These days, if you want to write anything, including just your ordinary diary, like the one you maybe did in high school, you use a plethora of different writer’s tools. It could be a few specialist sites or writer-oriented applications. Usually both. I just did a quick check - only on the web browser, I use the most I have ten extensions or prominently bookmarked writer’s tools sites. And that does not include the eternally amusing Google Translate (although I must admit they are constantly working to improve it). It includes all you can imagine, grammar and spell checkers, web-clippers, the clarity of your text checkers, and so on. The applications that include special note-taking programs, Evernote, an array of text processors I don’t dare even count.
And here is, with that prophetic Kraftwerk song “Man-Machine” coming to mind, where the question arises, when do such tools, any and all of them take over your work and start to dominate, and should you trust them blindly?
I remember almost twenty years ago when a group of us, good friends who work together, sat in what is euphemistically called around here “a coffee shop” when a friend said he was working on an app that would be a random generator for political speeches. It must have been that “incidental smoke”, but whatever example he would put out, it would sound incredibly hilarious and incredibly realistic. Basically, all the phrases his generator came up with were incredibly nonsensical and sounded like something you heard on the news a few seconds ago.
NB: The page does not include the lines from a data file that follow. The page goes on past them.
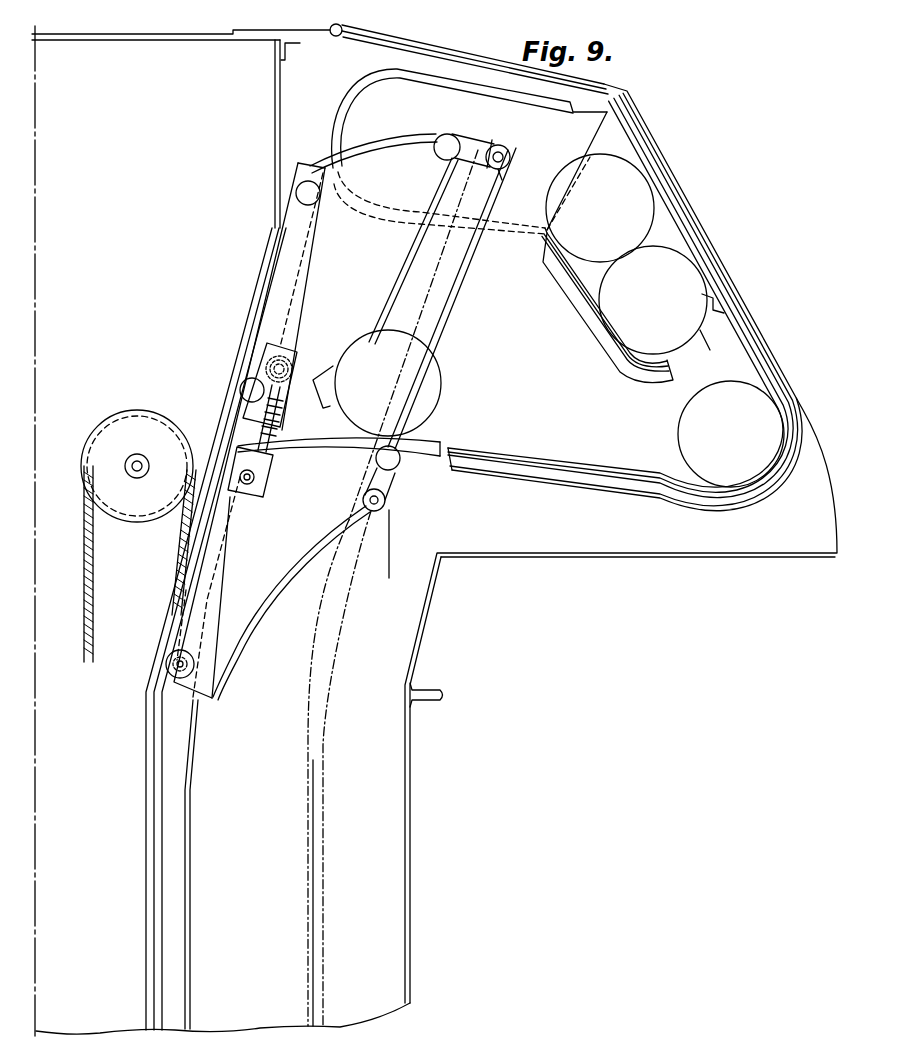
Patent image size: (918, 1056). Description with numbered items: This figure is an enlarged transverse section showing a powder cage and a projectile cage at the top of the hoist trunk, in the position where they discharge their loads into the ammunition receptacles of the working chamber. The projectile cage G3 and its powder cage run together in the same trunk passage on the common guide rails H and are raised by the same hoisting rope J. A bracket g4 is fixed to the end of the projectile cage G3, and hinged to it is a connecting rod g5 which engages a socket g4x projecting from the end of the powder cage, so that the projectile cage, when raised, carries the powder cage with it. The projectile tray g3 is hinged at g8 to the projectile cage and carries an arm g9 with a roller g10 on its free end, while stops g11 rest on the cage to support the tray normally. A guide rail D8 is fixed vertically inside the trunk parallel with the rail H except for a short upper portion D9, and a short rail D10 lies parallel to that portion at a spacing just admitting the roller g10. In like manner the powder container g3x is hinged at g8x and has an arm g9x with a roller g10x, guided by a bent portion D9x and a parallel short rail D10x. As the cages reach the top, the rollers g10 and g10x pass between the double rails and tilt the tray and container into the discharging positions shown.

The common guide rails H is at (166, 830).
The hoisting rope J is at (90, 622).
The projectile cage G3 is at (218, 643).
The powder container g3x is at (453, 142).
The hinge of powder container g8x is at (496, 142).
The arm of powder container g9x is at (510, 155).
The roller of powder container g10x is at (502, 177).
The short rail for powder cage D10x is at (461, 190).
The bent portion of powder guide rail D9x is at (447, 260).
The bent upper portion of guide rail D9 is at (365, 552).
The guide rail D8 is at (324, 807).
The short rail D10 is at (389, 580).
The projectile tray g3 is at (330, 388).
The stops g11 is at (326, 410).
The socket g4x is at (265, 368).
The connecting rod g5 is at (257, 450).
The bracket g4 is at (258, 496).
The hinge of projectile tray g8 is at (394, 466).
The arm of projectile tray g9 is at (383, 507).
The roller of projectile tray g10 is at (382, 528).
In essence, any and all of these writer’s tools are incredibly useful and can still make an incredible mess of your work too. And here is where Bruce Springsteen comes to mind with his “where’s that human touch” (I’m paraphrasing his lyrics, although I have at least two bookmarks for lyrics sites).
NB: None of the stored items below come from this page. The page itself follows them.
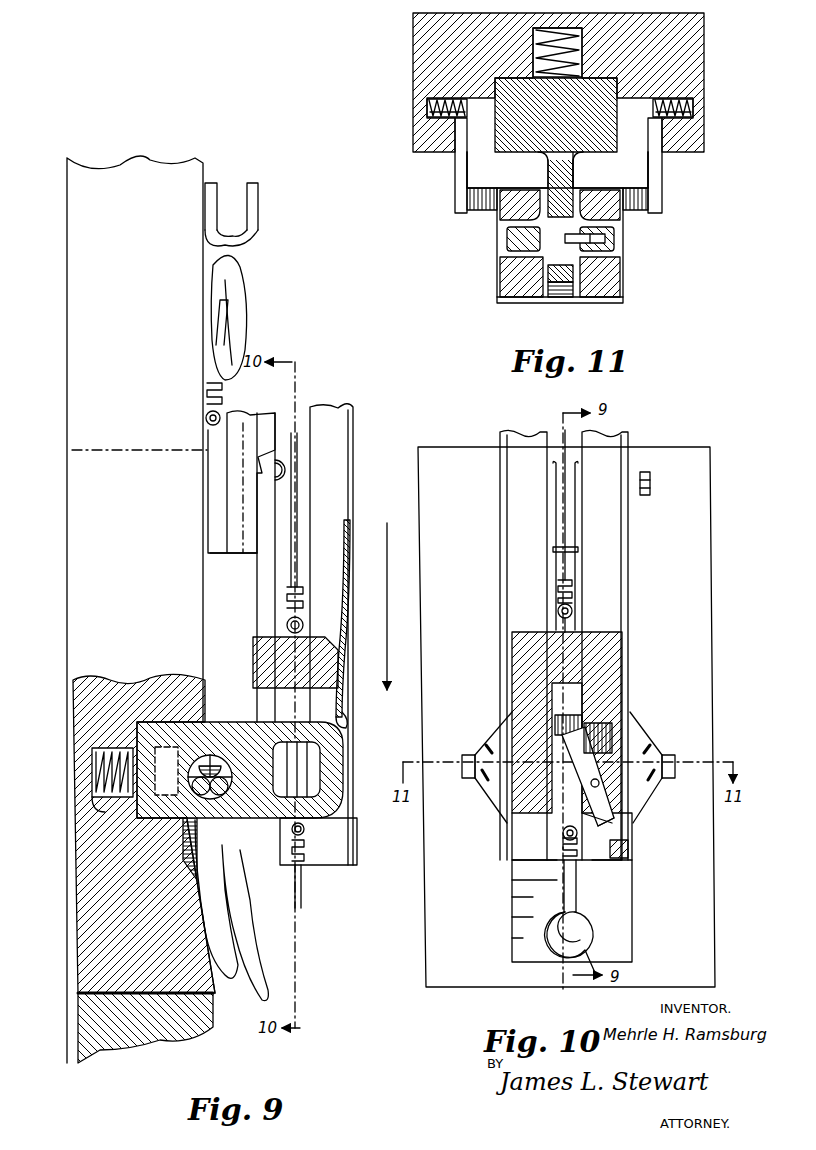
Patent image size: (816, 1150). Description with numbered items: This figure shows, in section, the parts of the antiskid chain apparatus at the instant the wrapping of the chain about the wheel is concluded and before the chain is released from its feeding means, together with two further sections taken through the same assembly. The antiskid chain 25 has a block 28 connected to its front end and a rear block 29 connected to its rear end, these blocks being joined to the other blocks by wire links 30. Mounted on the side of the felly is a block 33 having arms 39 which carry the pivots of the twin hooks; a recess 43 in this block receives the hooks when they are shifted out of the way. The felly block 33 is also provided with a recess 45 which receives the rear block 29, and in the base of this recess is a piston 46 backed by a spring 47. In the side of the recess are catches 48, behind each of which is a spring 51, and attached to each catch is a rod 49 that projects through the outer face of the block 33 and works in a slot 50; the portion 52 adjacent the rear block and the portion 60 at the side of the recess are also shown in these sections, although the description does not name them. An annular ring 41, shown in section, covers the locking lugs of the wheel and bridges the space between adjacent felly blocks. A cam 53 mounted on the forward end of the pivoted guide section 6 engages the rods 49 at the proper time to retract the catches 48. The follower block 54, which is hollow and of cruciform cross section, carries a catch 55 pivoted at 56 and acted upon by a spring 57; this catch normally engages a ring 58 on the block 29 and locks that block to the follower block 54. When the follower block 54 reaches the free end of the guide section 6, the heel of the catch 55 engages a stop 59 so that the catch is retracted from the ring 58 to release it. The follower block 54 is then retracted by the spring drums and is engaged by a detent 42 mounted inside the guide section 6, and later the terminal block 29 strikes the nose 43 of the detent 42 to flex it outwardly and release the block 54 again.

In FIG. 11, the guide section 6 is at (510, 282).
In FIG. 10, the guide section 6 is at (520, 596).
In FIG. 9, the guide section 6 is at (340, 497).
In FIG. 10, the antiskid chain 25 is at (586, 938).
In FIG. 9, the antiskid chain 25 is at (238, 300).
In FIG. 9, the terminal block 28 is at (230, 553).
In FIG. 11, the rear terminal block 29 is at (556, 165).
In FIG. 10, the rear terminal block 29 is at (555, 825).
In FIG. 9, the rear terminal block 29 is at (225, 720).
In FIG. 10, the wire link 30 is at (568, 520).
In FIG. 9, the wire link 30 is at (212, 300).
In FIG. 11, the felly block 33 is at (413, 52).
In FIG. 10, the felly block 33 is at (566, 717).
In FIG. 9, the felly block 33 is at (82, 963).
In FIG. 9, the arm 39 is at (270, 483).
In FIG. 9, the annular ring 41 is at (60, 1045).
In FIG. 9, the detent 42 is at (350, 640).
In FIG. 9, the nose 43 is at (346, 720).
In FIG. 9, the recess 45 is at (185, 837).
In FIG. 9, the piston 46 is at (88, 810).
In FIG. 9, the spring 47 is at (90, 787).
In FIG. 11, the catch 48 is at (470, 98).
In FIG. 11, the rod 49 is at (459, 200).
In FIG. 10, the rod 49 is at (470, 785).
In FIG. 11, the slot 50 is at (474, 152).
In FIG. 10, the slot 50 is at (463, 755).
In FIG. 11, the spring 51 is at (432, 113).
In FIG. 11, the shoulder 52 is at (628, 100).
In FIG. 11, the cam 53 is at (480, 205).
In FIG. 10, the cam 53 is at (490, 735).
In FIG. 11, the follower block 54 is at (564, 246).
In FIG. 10, the follower block 54 is at (604, 658).
In FIG. 9, the follower block 54 is at (315, 650).
In FIG. 11, the catch 55 is at (585, 248).
In FIG. 10, the catch 55 is at (612, 826).
In FIG. 9, the catch 55 is at (300, 765).
In FIG. 10, the pivot 56 is at (617, 815).
In FIG. 10, the spring 57 is at (616, 738).
In FIG. 10, the ring 58 is at (560, 735).
In FIG. 9, the ring 58 is at (330, 808).
In FIG. 10, the stop 59 is at (633, 865).
In FIG. 9, the inclined face 60 is at (197, 883).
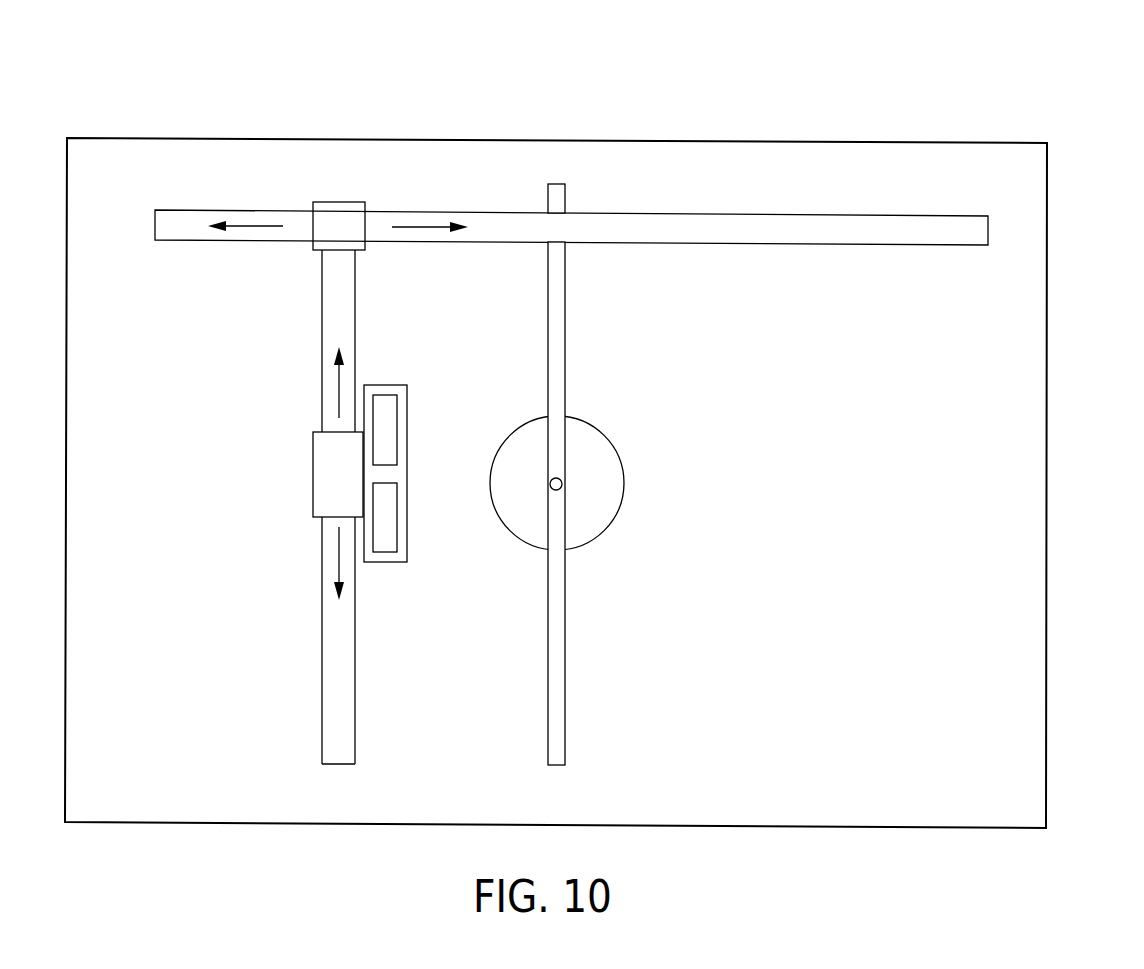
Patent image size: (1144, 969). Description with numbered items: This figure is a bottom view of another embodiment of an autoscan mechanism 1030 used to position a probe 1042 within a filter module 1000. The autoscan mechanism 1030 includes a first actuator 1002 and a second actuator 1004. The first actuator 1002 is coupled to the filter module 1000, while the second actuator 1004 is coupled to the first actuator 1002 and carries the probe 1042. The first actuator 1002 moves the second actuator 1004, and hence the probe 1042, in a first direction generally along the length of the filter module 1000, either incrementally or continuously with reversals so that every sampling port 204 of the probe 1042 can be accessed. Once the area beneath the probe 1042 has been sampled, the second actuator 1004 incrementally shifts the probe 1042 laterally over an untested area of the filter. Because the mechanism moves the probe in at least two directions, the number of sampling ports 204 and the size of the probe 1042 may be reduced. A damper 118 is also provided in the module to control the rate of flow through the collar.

Of course, you should use these tools. Actually, it is a must. But then, in the end, it is your approximation of truth, reality, fiction fantasy or whatever you are presenting…
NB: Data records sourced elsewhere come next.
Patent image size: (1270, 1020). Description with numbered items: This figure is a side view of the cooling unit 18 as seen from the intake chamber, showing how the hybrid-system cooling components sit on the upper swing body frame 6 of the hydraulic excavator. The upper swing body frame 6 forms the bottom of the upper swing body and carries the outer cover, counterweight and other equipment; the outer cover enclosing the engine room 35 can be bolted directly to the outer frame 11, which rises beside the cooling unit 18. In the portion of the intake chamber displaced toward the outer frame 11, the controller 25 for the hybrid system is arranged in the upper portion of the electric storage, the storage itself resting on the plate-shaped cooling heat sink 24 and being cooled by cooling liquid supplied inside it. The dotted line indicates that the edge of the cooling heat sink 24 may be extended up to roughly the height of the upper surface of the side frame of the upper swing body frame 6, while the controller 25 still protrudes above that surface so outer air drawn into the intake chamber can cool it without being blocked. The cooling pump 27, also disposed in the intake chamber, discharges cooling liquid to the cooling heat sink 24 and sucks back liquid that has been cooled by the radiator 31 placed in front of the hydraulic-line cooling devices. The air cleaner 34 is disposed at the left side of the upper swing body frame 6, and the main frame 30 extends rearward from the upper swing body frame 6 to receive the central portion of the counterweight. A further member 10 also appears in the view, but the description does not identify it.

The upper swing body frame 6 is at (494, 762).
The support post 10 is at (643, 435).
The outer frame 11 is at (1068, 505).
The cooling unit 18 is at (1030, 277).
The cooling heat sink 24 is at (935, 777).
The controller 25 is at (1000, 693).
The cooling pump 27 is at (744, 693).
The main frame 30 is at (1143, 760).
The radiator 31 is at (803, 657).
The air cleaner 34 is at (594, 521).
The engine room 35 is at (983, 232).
You see, that grammar checker might just as well miss something, or even withhold something until you pay that $9.99 per month… And it will definitely warn you of something like these three dots I keep insisting on. All these sites, programs, apps, they fit quite well with that famous James Brown quote (from one of those quote sites) when asked about his influence on other musicians playing funk: “I taught them everything they know, but not everything I know”.
And yes, I will run this text through one of those checkers before I post it. But I’ll certainly keep these dots around. They’re mine. I want them there.